“Bir çocuğun zayıf yönleri, onun gelişim öyküsünün kıymetli satırlarıdır.”
— Dr. Stuart Shanker
Bir çocuk matematikte zorlanıyor. Hemen bir kaygı baş gösteriyor: “Geleceği ne olacak?”, “Sınıfta geri mi kalıyor?” veya daha da kötüsü: “Yeterince zeki değil mi acaba?” Oysa aynı çocuk belki saatlerce hayal kurabiliyor, bir hikâyeyi öyle anlatıyor ki dinleyen büyüleniyor. Ama biz o anlatılanlara değil, yapamadığı o dört işlemi düzeltmeye odaklanıyoruz.

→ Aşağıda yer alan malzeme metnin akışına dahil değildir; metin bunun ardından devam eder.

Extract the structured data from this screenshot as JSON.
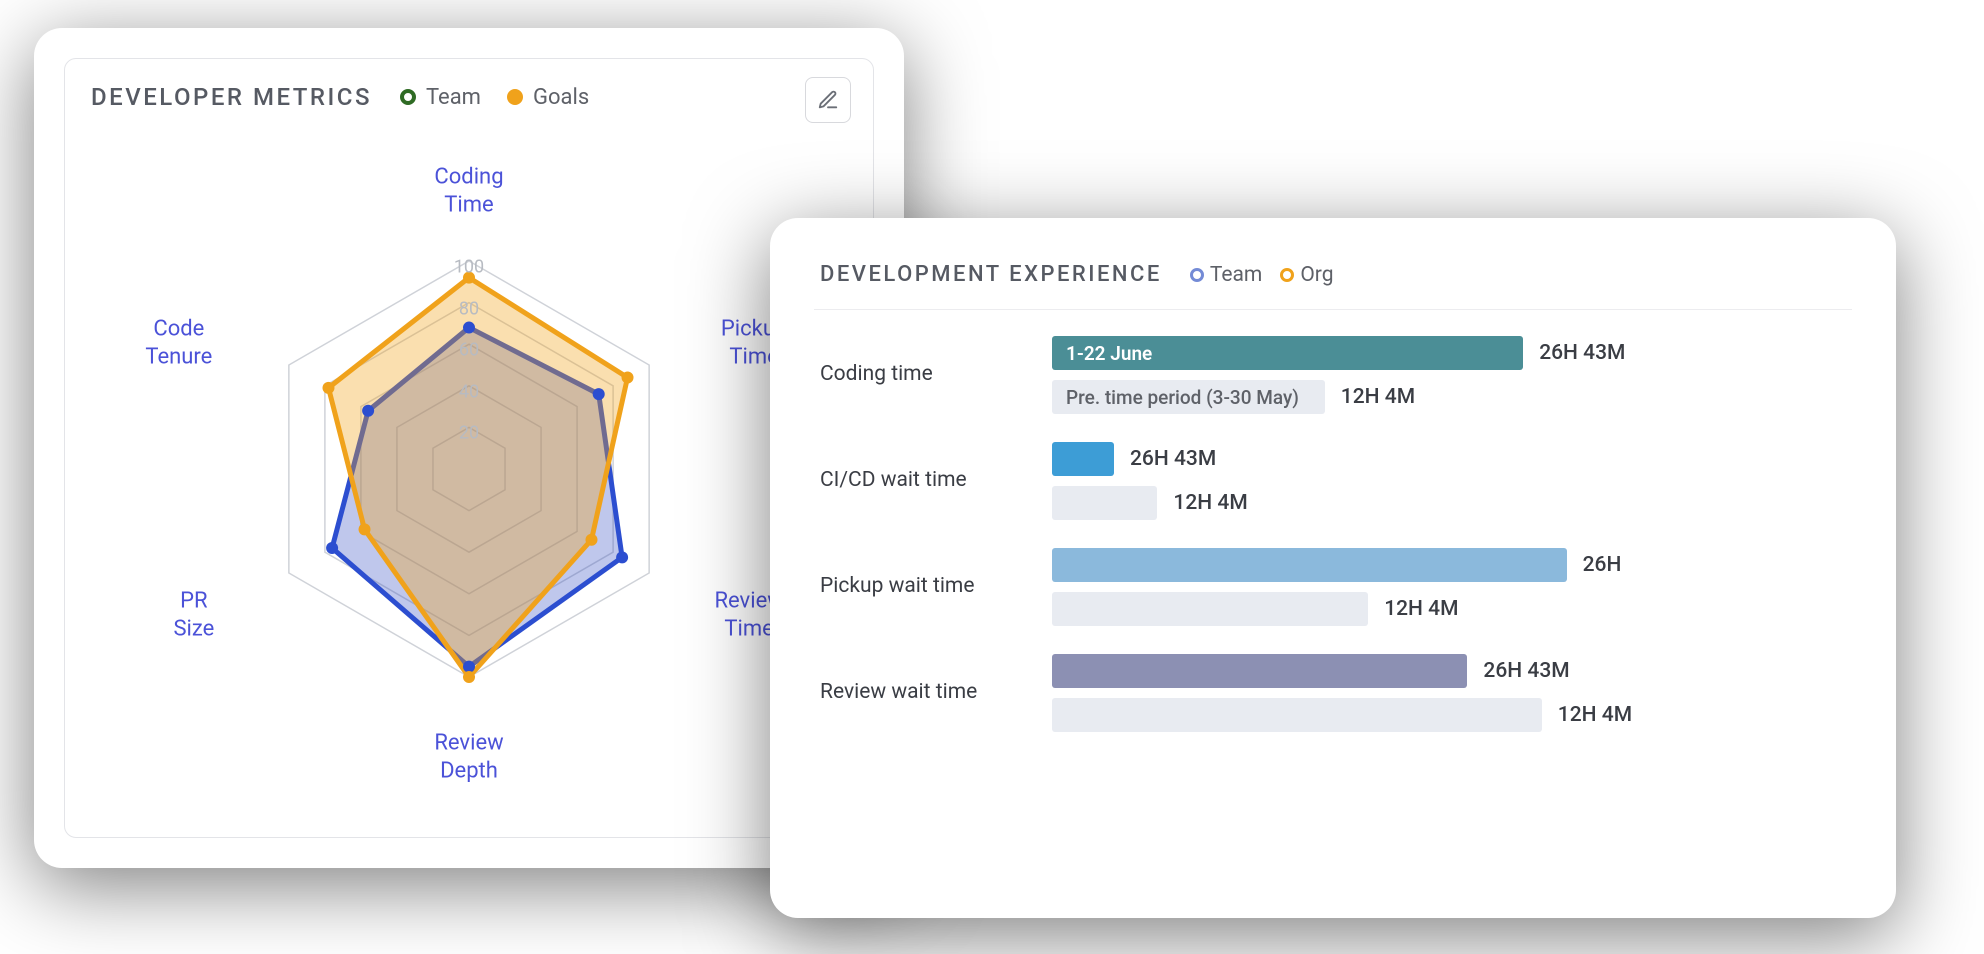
{
  "radar": {
    "title": "DEVELOPER METRICS",
    "legend": {
      "team": "Team",
      "goals": "Goals"
    },
    "colors": {
      "team": "#2c4ed0",
      "goals": "#f0a21b",
      "legend_ring": "#2f6b24"
    },
    "edit_tooltip": "Edit",
    "axes": [
      "Coding\nTime",
      "Pickup\nTime",
      "Review\nTime",
      "Review\nDepth",
      "PR\nSize",
      "Code\nTenure"
    ],
    "ticks": [
      "20",
      "40",
      "60",
      "80",
      "100"
    ],
    "series": {
      "team": [
        68,
        72,
        85,
        95,
        76,
        56
      ],
      "goals": [
        92,
        88,
        68,
        100,
        58,
        78
      ]
    }
  },
  "bars": {
    "title": "DEVELOPMENT EXPERIENCE",
    "legend": {
      "team": "Team",
      "org": "Org"
    },
    "period_current": "1-22 June",
    "period_previous": "Pre. time period (3-30 May)",
    "rows": [
      {
        "label": "Coding time",
        "current": {
          "text": "26H 43M",
          "width": 0.76,
          "color": "c-teal",
          "inner_first": true
        },
        "previous": {
          "text": "12H 4M",
          "width": 0.44,
          "color": "c-ltgrey",
          "inner_first": true
        }
      },
      {
        "label": "CI/CD wait time",
        "current": {
          "text": "26H 43M",
          "width": 0.1,
          "color": "c-blue"
        },
        "previous": {
          "text": "12H 4M",
          "width": 0.17,
          "color": "c-ltgrey"
        }
      },
      {
        "label": "Pickup wait time",
        "current": {
          "text": "26H",
          "width": 0.83,
          "color": "c-ltblue"
        },
        "previous": {
          "text": "12H 4M",
          "width": 0.51,
          "color": "c-ltgrey"
        }
      },
      {
        "label": "Review wait time",
        "current": {
          "text": "26H 43M",
          "width": 0.67,
          "color": "c-purplegrey"
        },
        "previous": {
          "text": "12H 4M",
          "width": 0.79,
          "color": "c-ltgrey"
        }
      }
    ]
  },
  "chart_data": [
    {
      "type": "radar",
      "title": "Developer Metrics",
      "axes": [
        "Coding Time",
        "Pickup Time",
        "Review Time",
        "Review Depth",
        "PR Size",
        "Code Tenure"
      ],
      "range": [
        0,
        100
      ],
      "ticks": [
        20,
        40,
        60,
        80,
        100
      ],
      "series": [
        {
          "name": "Team",
          "color": "#2c4ed0",
          "values": [
            68,
            72,
            85,
            95,
            76,
            56
          ]
        },
        {
          "name": "Goals",
          "color": "#f0a21b",
          "values": [
            92,
            88,
            68,
            100,
            58,
            78
          ]
        }
      ],
      "legend_position": "top-left"
    },
    {
      "type": "bar",
      "title": "Development Experience",
      "orientation": "horizontal",
      "categories": [
        "Coding time",
        "CI/CD wait time",
        "Pickup wait time",
        "Review wait time"
      ],
      "series": [
        {
          "name": "1-22 June (Team)",
          "values_label": [
            "26H 43M",
            "26H 43M",
            "26H",
            "26H 43M"
          ],
          "values_rel": [
            0.76,
            0.1,
            0.83,
            0.67
          ]
        },
        {
          "name": "Pre. time period (3-30 May) (Org)",
          "values_label": [
            "12H 4M",
            "12H 4M",
            "12H 4M",
            "12H 4M"
          ],
          "values_rel": [
            0.44,
            0.17,
            0.51,
            0.79
          ]
        }
      ],
      "legend": [
        "Team",
        "Org"
      ],
      "legend_position": "top-right"
    }
  ]
}
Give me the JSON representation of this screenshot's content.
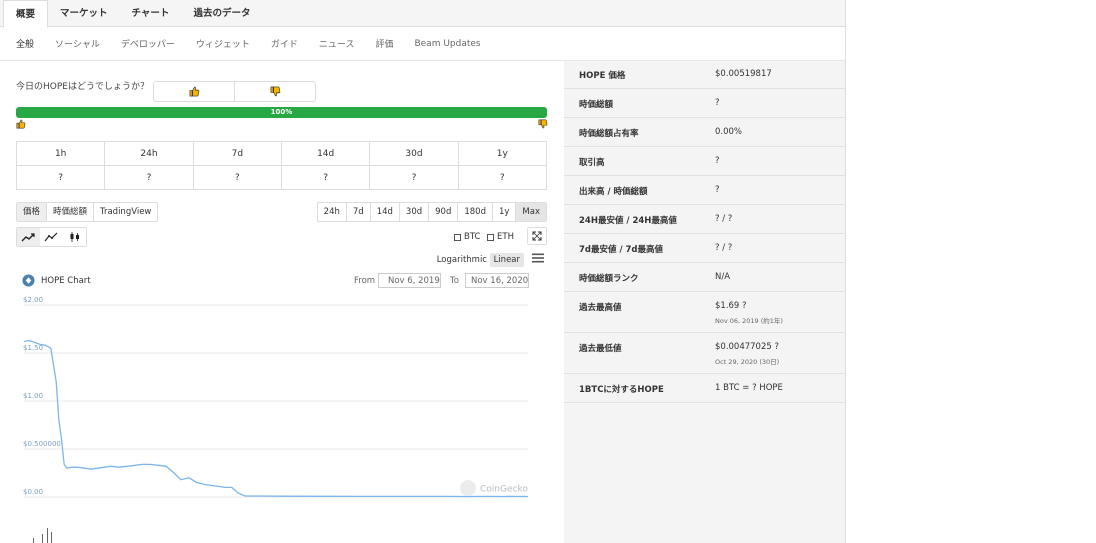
{
  "top_tabs": [
    "概要",
    "マーケット",
    "チャート",
    "過去のデータ"
  ],
  "sub_tabs": [
    "全般",
    "ソーシャル",
    "デベロッパー",
    "ウィジェット",
    "ガイド",
    "ニュース",
    "評価",
    "Beam Updates"
  ],
  "sentiment": {
    "question": "今日のHOPEはどうでしょうか？",
    "percent": 100,
    "percent_label": "100%",
    "icon_up": "thumbs-up-icon",
    "icon_down": "thumbs-down-icon"
  },
  "performance": {
    "periods": [
      "1h",
      "24h",
      "7d",
      "14d",
      "30d",
      "1y"
    ],
    "values": [
      "?",
      "?",
      "?",
      "?",
      "?",
      "?"
    ]
  },
  "chart_type_buttons": [
    "価格",
    "時価総額",
    "TradingView"
  ],
  "range_buttons": [
    "24h",
    "7d",
    "14d",
    "30d",
    "90d",
    "180d",
    "1y",
    "Max"
  ],
  "active_range": "Max",
  "compare": {
    "btc": "BTC",
    "eth": "ETH"
  },
  "scale": {
    "log": "Logarithmic",
    "linear": "Linear"
  },
  "chart_header": {
    "title": "HOPE Chart",
    "from_label": "From",
    "from_value": "Nov 6, 2019",
    "to_label": "To",
    "to_value": "Nov 16, 2020",
    "watermark": "CoinGecko"
  },
  "chart_data": {
    "type": "line",
    "title": "HOPE Chart",
    "xlabel": "",
    "ylabel": "",
    "x_range": [
      "2019-11-06",
      "2020-11-16"
    ],
    "ylim": [
      0,
      2.0
    ],
    "y_ticks": [
      "$0.00",
      "$0.500000",
      "$1.00",
      "$1.50",
      "$2.00"
    ],
    "y_tick_values": [
      0,
      0.5,
      1.0,
      1.5,
      2.0
    ],
    "grid": true,
    "color": "#7cb5ec",
    "series": [
      {
        "x": [
          "2019-11-06",
          "2019-11-10",
          "2019-11-14",
          "2019-11-18",
          "2019-11-22",
          "2019-11-26",
          "2019-11-30",
          "2019-12-02",
          "2019-12-04",
          "2019-12-06",
          "2019-12-08",
          "2019-12-12",
          "2019-12-16",
          "2019-12-21",
          "2019-12-26",
          "2019-12-31",
          "2020-01-05",
          "2020-01-10",
          "2020-01-16",
          "2020-01-22",
          "2020-01-28",
          "2020-02-02",
          "2020-02-08",
          "2020-02-14",
          "2020-02-20",
          "2020-02-26",
          "2020-03-02",
          "2020-03-08",
          "2020-03-14",
          "2020-03-20",
          "2020-03-25",
          "2020-03-30",
          "2020-04-04",
          "2020-04-09",
          "2020-04-14",
          "2020-04-19",
          "2020-04-26",
          "2020-05-15",
          "2020-06-15",
          "2020-07-15",
          "2020-08-15",
          "2020-09-15",
          "2020-10-01",
          "2020-10-15",
          "2020-10-29",
          "2020-11-05",
          "2020-11-16"
        ],
        "values": [
          1.62,
          1.63,
          1.61,
          1.59,
          1.58,
          1.55,
          1.2,
          0.8,
          0.6,
          0.34,
          0.3,
          0.31,
          0.31,
          0.3,
          0.29,
          0.3,
          0.31,
          0.32,
          0.31,
          0.32,
          0.33,
          0.34,
          0.34,
          0.33,
          0.32,
          0.25,
          0.18,
          0.2,
          0.15,
          0.13,
          0.12,
          0.11,
          0.1,
          0.1,
          0.04,
          0.01,
          0.01,
          0.008,
          0.007,
          0.006,
          0.006,
          0.006,
          0.005,
          0.006,
          0.005,
          0.006,
          0.005
        ]
      }
    ]
  },
  "stats": [
    {
      "label": "HOPE 価格",
      "value": "$0.00519817"
    },
    {
      "label": "時価総額",
      "value": "?"
    },
    {
      "label": "時価総額占有率",
      "value": "0.00%"
    },
    {
      "label": "取引高",
      "value": "?"
    },
    {
      "label": "出来高 / 時価総額",
      "value": "?"
    },
    {
      "label": "24H最安値 / 24H最高値",
      "value": "? / ?"
    },
    {
      "label": "7d最安値 / 7d最高値",
      "value": "? / ?"
    },
    {
      "label": "時価総額ランク",
      "value": "N/A"
    },
    {
      "label": "過去最高値",
      "value": "$1.69 ?",
      "sub": "Nov 06, 2019 (約1年)"
    },
    {
      "label": "過去最低値",
      "value": "$0.00477025 ?",
      "sub": "Oct 29, 2020 (30日)"
    },
    {
      "label": "1BTCに対するHOPE",
      "value": "1 BTC = ? HOPE"
    }
  ]
}
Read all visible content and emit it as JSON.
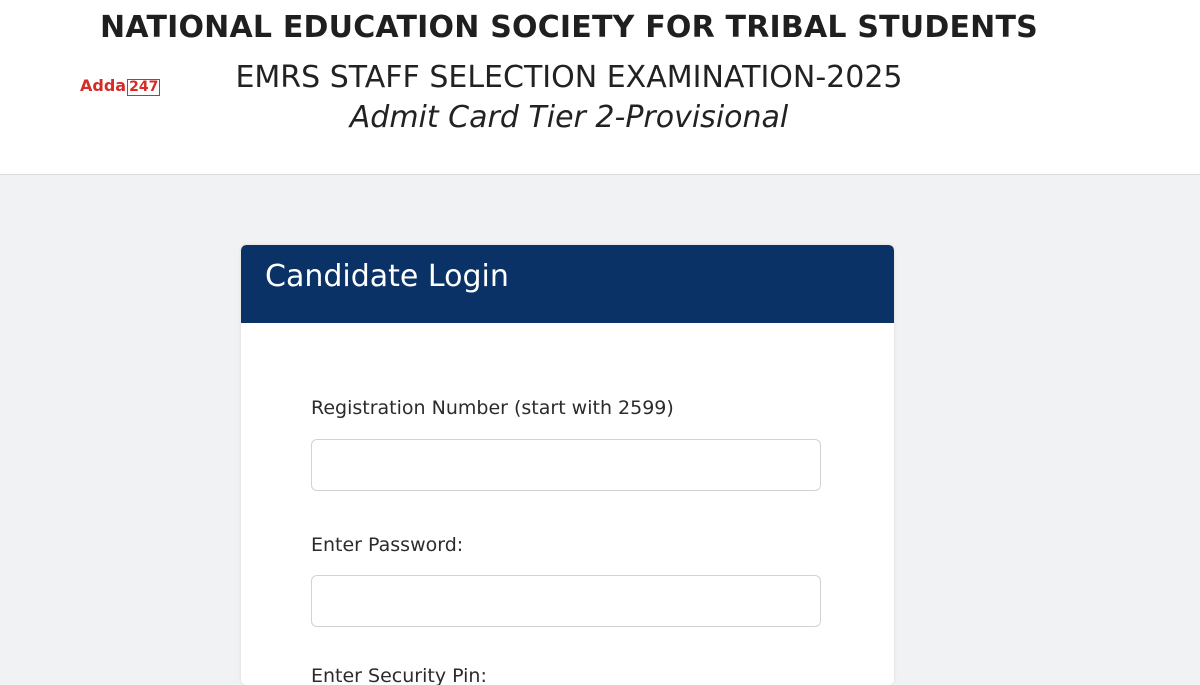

Toplum olarak başarıya yüklediğimiz anlam tek boyutlu. İyi notlar, ödüller, hızlı öğrenme… Tüm bu başarı tanımları, çocuğu bir yarış pistine sokuyor. Ancak unuttuğumuz şey şu: Çocuklarımız sadece başarılarıyla değil, zorlandıkları yanlarıyla da değerli, hatta belki de tam da o zorlandıkları yerlerde gelişiyorlar.
Çocuk psikoloğu Dr. Ross Greene şöyle der: “Çocuklar yapabildikleri zaman doğruyu yaparlar.”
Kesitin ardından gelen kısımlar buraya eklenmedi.